I can understand that you want fully qualified people to plan, architect, design, create, develop, implement and manage the systems but it’s crazy to demand that RCP be the only ones who can use the system as well. Most computing systems are designed to be used by non-IT personnel.

Amazing law.

PS: Just realised that the CPB2011 encourages CNII entities (e.g. the government) to employ non-RCP people to use IT systems aimlessly i.e. without a goal!

CPB2011 and Tort

I think that there is room for me to do a little law school analysis on how the Computer Professionals Bill 2011 can affect tort/contract and vice-versa.

Some people think that if there are problems with the deployment of a computer system, you can already sue under existing law such as Contract Law. Unfortunately, it may not be so simple to sue someone for breach of contract as clearly illustrated in the Highlands Towers case.

As an illustration, imagine if someone was contracted to design and build a high-availability cluster managing the stock market. The system guy decided to only install one server instead of a dozen and that one server died from the overload. In this case, the breach of contract is clear as the contract was for the installation of a cluster, not a single server.

Unfortunately, Contract Law is quite clear about the remedies. If I remember correctly you cannot sue someone for an arbitrarily high value, and that value must be agreed upon the contract.
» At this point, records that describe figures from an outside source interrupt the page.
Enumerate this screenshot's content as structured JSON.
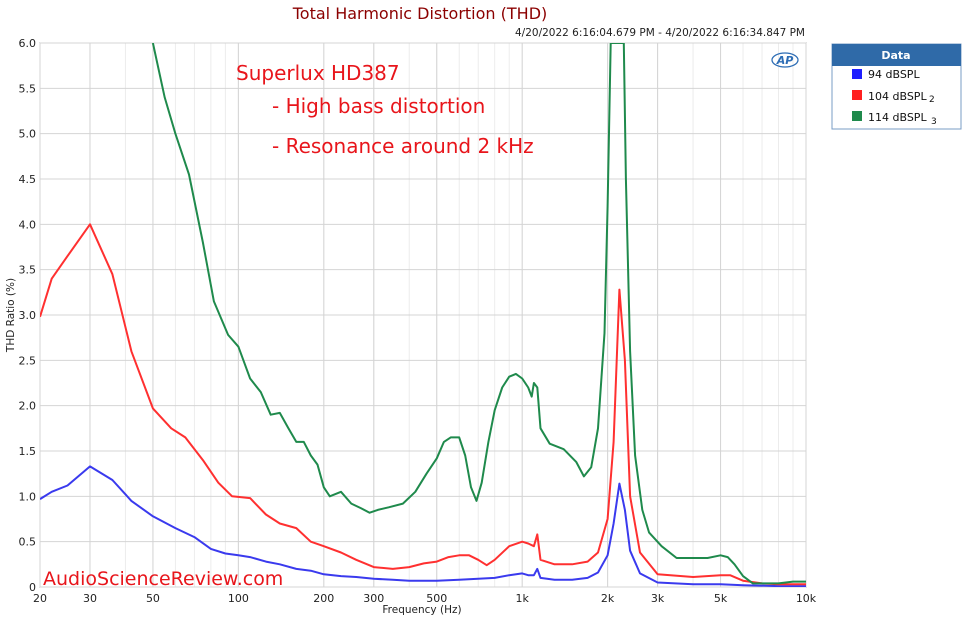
{
  "chart_data": {
    "type": "line",
    "title": "Total Harmonic Distortion (THD)",
    "timestamp": "4/20/2022 6:16:04.679 PM - 4/20/2022 6:16:34.847 PM",
    "xlabel": "Frequency (Hz)",
    "ylabel": "THD Ratio (%)",
    "x_scale": "log",
    "xlim": [
      20,
      10000
    ],
    "ylim": [
      0,
      6.0
    ],
    "grid": true,
    "x_ticks": [
      {
        "value": 20,
        "label": "20"
      },
      {
        "value": 30,
        "label": "30"
      },
      {
        "value": 50,
        "label": "50"
      },
      {
        "value": 100,
        "label": "100"
      },
      {
        "value": 200,
        "label": "200"
      },
      {
        "value": 300,
        "label": "300"
      },
      {
        "value": 500,
        "label": "500"
      },
      {
        "value": 1000,
        "label": "1k"
      },
      {
        "value": 2000,
        "label": "2k"
      },
      {
        "value": 3000,
        "label": "3k"
      },
      {
        "value": 5000,
        "label": "5k"
      },
      {
        "value": 10000,
        "label": "10k"
      }
    ],
    "y_ticks": [
      {
        "value": 0,
        "label": "0"
      },
      {
        "value": 0.5,
        "label": "0.5"
      },
      {
        "value": 1.0,
        "label": "1.0"
      },
      {
        "value": 1.5,
        "label": "1.5"
      },
      {
        "value": 2.0,
        "label": "2.0"
      },
      {
        "value": 2.5,
        "label": "2.5"
      },
      {
        "value": 3.0,
        "label": "3.0"
      },
      {
        "value": 3.5,
        "label": "3.5"
      },
      {
        "value": 4.0,
        "label": "4.0"
      },
      {
        "value": 4.5,
        "label": "4.5"
      },
      {
        "value": 5.0,
        "label": "5.0"
      },
      {
        "value": 5.5,
        "label": "5.5"
      },
      {
        "value": 6.0,
        "label": "6.0"
      }
    ],
    "annotations": [
      "Superlux HD387",
      "- High bass distortion",
      "- Resonance around 2 kHz"
    ],
    "watermark": "AudioScienceReview.com",
    "legend": {
      "title": "Data",
      "placement": "top-right outside plot",
      "entries": [
        {
          "label": "94 dBSPL",
          "sub": "",
          "color": "#1f1fff"
        },
        {
          "label": "104 dBSPL",
          "sub": "2",
          "color": "#ff2020"
        },
        {
          "label": "114  dBSPL",
          "sub": "3",
          "color": "#1f8a4c"
        }
      ]
    },
    "series": [
      {
        "color": "#3a3aee",
        "points": [
          [
            20,
            0.97
          ],
          [
            22,
            1.05
          ],
          [
            25,
            1.12
          ],
          [
            30,
            1.33
          ],
          [
            36,
            1.18
          ],
          [
            42,
            0.95
          ],
          [
            50,
            0.78
          ],
          [
            60,
            0.65
          ],
          [
            70,
            0.55
          ],
          [
            80,
            0.42
          ],
          [
            90,
            0.37
          ],
          [
            100,
            0.35
          ],
          [
            110,
            0.33
          ],
          [
            125,
            0.28
          ],
          [
            140,
            0.25
          ],
          [
            160,
            0.2
          ],
          [
            180,
            0.18
          ],
          [
            200,
            0.14
          ],
          [
            230,
            0.12
          ],
          [
            260,
            0.11
          ],
          [
            300,
            0.09
          ],
          [
            350,
            0.08
          ],
          [
            400,
            0.07
          ],
          [
            500,
            0.07
          ],
          [
            600,
            0.08
          ],
          [
            700,
            0.09
          ],
          [
            800,
            0.1
          ],
          [
            900,
            0.13
          ],
          [
            1000,
            0.15
          ],
          [
            1050,
            0.13
          ],
          [
            1100,
            0.13
          ],
          [
            1130,
            0.2
          ],
          [
            1160,
            0.1
          ],
          [
            1300,
            0.08
          ],
          [
            1500,
            0.08
          ],
          [
            1700,
            0.1
          ],
          [
            1850,
            0.16
          ],
          [
            2000,
            0.35
          ],
          [
            2100,
            0.7
          ],
          [
            2200,
            1.14
          ],
          [
            2300,
            0.85
          ],
          [
            2400,
            0.4
          ],
          [
            2600,
            0.15
          ],
          [
            3000,
            0.05
          ],
          [
            4000,
            0.03
          ],
          [
            5000,
            0.03
          ],
          [
            6000,
            0.02
          ],
          [
            8000,
            0.01
          ],
          [
            10000,
            0.01
          ]
        ]
      },
      {
        "color": "#ff3030",
        "points": [
          [
            20,
            2.98
          ],
          [
            22,
            3.4
          ],
          [
            25,
            3.65
          ],
          [
            30,
            4.0
          ],
          [
            36,
            3.45
          ],
          [
            42,
            2.6
          ],
          [
            50,
            1.97
          ],
          [
            58,
            1.75
          ],
          [
            65,
            1.65
          ],
          [
            75,
            1.4
          ],
          [
            85,
            1.15
          ],
          [
            95,
            1.0
          ],
          [
            110,
            0.98
          ],
          [
            125,
            0.8
          ],
          [
            140,
            0.7
          ],
          [
            160,
            0.65
          ],
          [
            180,
            0.5
          ],
          [
            200,
            0.45
          ],
          [
            230,
            0.38
          ],
          [
            260,
            0.3
          ],
          [
            300,
            0.22
          ],
          [
            350,
            0.2
          ],
          [
            400,
            0.22
          ],
          [
            450,
            0.26
          ],
          [
            500,
            0.28
          ],
          [
            550,
            0.33
          ],
          [
            600,
            0.35
          ],
          [
            650,
            0.35
          ],
          [
            700,
            0.3
          ],
          [
            750,
            0.24
          ],
          [
            800,
            0.3
          ],
          [
            900,
            0.45
          ],
          [
            1000,
            0.5
          ],
          [
            1050,
            0.48
          ],
          [
            1100,
            0.45
          ],
          [
            1130,
            0.58
          ],
          [
            1160,
            0.3
          ],
          [
            1300,
            0.25
          ],
          [
            1500,
            0.25
          ],
          [
            1700,
            0.28
          ],
          [
            1850,
            0.38
          ],
          [
            2000,
            0.75
          ],
          [
            2100,
            1.6
          ],
          [
            2200,
            3.28
          ],
          [
            2300,
            2.5
          ],
          [
            2400,
            1.0
          ],
          [
            2600,
            0.38
          ],
          [
            3000,
            0.14
          ],
          [
            4000,
            0.11
          ],
          [
            5000,
            0.13
          ],
          [
            5400,
            0.13
          ],
          [
            6000,
            0.07
          ],
          [
            7000,
            0.04
          ],
          [
            8000,
            0.03
          ],
          [
            10000,
            0.03
          ]
        ]
      },
      {
        "color": "#1f8a4c",
        "points": [
          [
            50,
            6.0
          ],
          [
            55,
            5.4
          ],
          [
            60,
            5.0
          ],
          [
            67,
            4.55
          ],
          [
            75,
            3.8
          ],
          [
            82,
            3.15
          ],
          [
            92,
            2.78
          ],
          [
            100,
            2.65
          ],
          [
            110,
            2.3
          ],
          [
            120,
            2.15
          ],
          [
            130,
            1.9
          ],
          [
            140,
            1.92
          ],
          [
            150,
            1.75
          ],
          [
            160,
            1.6
          ],
          [
            170,
            1.6
          ],
          [
            180,
            1.45
          ],
          [
            190,
            1.35
          ],
          [
            200,
            1.1
          ],
          [
            210,
            1.0
          ],
          [
            230,
            1.05
          ],
          [
            250,
            0.92
          ],
          [
            270,
            0.87
          ],
          [
            290,
            0.82
          ],
          [
            310,
            0.85
          ],
          [
            340,
            0.88
          ],
          [
            380,
            0.92
          ],
          [
            420,
            1.05
          ],
          [
            460,
            1.25
          ],
          [
            500,
            1.42
          ],
          [
            530,
            1.6
          ],
          [
            560,
            1.65
          ],
          [
            600,
            1.65
          ],
          [
            630,
            1.45
          ],
          [
            660,
            1.1
          ],
          [
            690,
            0.95
          ],
          [
            720,
            1.15
          ],
          [
            760,
            1.6
          ],
          [
            800,
            1.95
          ],
          [
            850,
            2.2
          ],
          [
            900,
            2.32
          ],
          [
            950,
            2.35
          ],
          [
            1000,
            2.3
          ],
          [
            1050,
            2.2
          ],
          [
            1080,
            2.1
          ],
          [
            1100,
            2.25
          ],
          [
            1130,
            2.2
          ],
          [
            1160,
            1.75
          ],
          [
            1250,
            1.58
          ],
          [
            1400,
            1.52
          ],
          [
            1550,
            1.38
          ],
          [
            1650,
            1.22
          ],
          [
            1750,
            1.32
          ],
          [
            1850,
            1.75
          ],
          [
            1950,
            2.8
          ],
          [
            2000,
            4.2
          ],
          [
            2050,
            6.0
          ],
          [
            2280,
            6.0
          ],
          [
            2320,
            4.5
          ],
          [
            2400,
            2.6
          ],
          [
            2500,
            1.45
          ],
          [
            2650,
            0.85
          ],
          [
            2800,
            0.6
          ],
          [
            3100,
            0.45
          ],
          [
            3500,
            0.32
          ],
          [
            4000,
            0.32
          ],
          [
            4500,
            0.32
          ],
          [
            5000,
            0.35
          ],
          [
            5300,
            0.33
          ],
          [
            5600,
            0.25
          ],
          [
            6000,
            0.12
          ],
          [
            6500,
            0.04
          ],
          [
            8000,
            0.04
          ],
          [
            9000,
            0.06
          ],
          [
            10000,
            0.06
          ]
        ]
      }
    ]
  }
}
It would not be fair to hire someone to build the system for RM1mil and then sue them for RM100bil.

You can sue for specific performance, and they can re-install a high-availability cluster. You can sue for liquidated damages, which would need to be agreed upon the signing of the contract and will not amount to anywhere near RM100bil as no company would open up themselves to a RM100bil suit for a RM1mil contract.

Furthermore, if that person installed a proper cluster and the stock market system still crashed due to overload, this is no longer an issue of a breach of contract – particularly if the contract was specific enough that the installer actually did everything as per contract. Good luck trying to sue them under Contract Law.

However, the stock market system still crashed and people lost a lot of money. Some may have lost their livelihoods and others, their lives. In order for justice to be served, someone must pay. The question is whom and how much.

This is where the law of Tort comes in. There is the whole concept of ‘duty of care’ due and the standards for ‘duty of care’ become much higher for professionals and experts. So, it might be arguable that there was a breach of duty if the installer built the system to spec even if the spec was sub-standard.

It could be then argued that any reasonable systems installer should be able to calculate a load and then advise their clients, Bursa, that the high-availability cluster would not be sufficient to cater to the expected and foreseeable load based on the transaction volume for the last few years. That data may not be publicly available but as the guys designing the system, they could have gotten it with reasonable diligence.

In this kind of scenario, it would be better to sue under a breach of duty or negligence as the facts of the matter are that the systems were not up to par to handle the expected load.

Now, even if the systems guys did a wonderful job and did everything humanly possible to build a high-availability cluster for the stock market system it still crashed. Sometimes, shit just happens. In this case, there may still be room for some other tort. Depending on the scenario, maybe strict liability can apply.

So, the CPB2011 would help in terms of liability. It now becomes clear that whomever who sells services to critical sectors must be a registered computing professional. This person would then be held liable in the event that shit happened. That is what it means to be a professional.

Having the CPB2011 elevates that position and raises the bar for ‘duty of care’ owed. That is why I am not against the CPB2011 on principle. However, the devil’s in the details and I’ve already looked at some of the other details in my earlier post.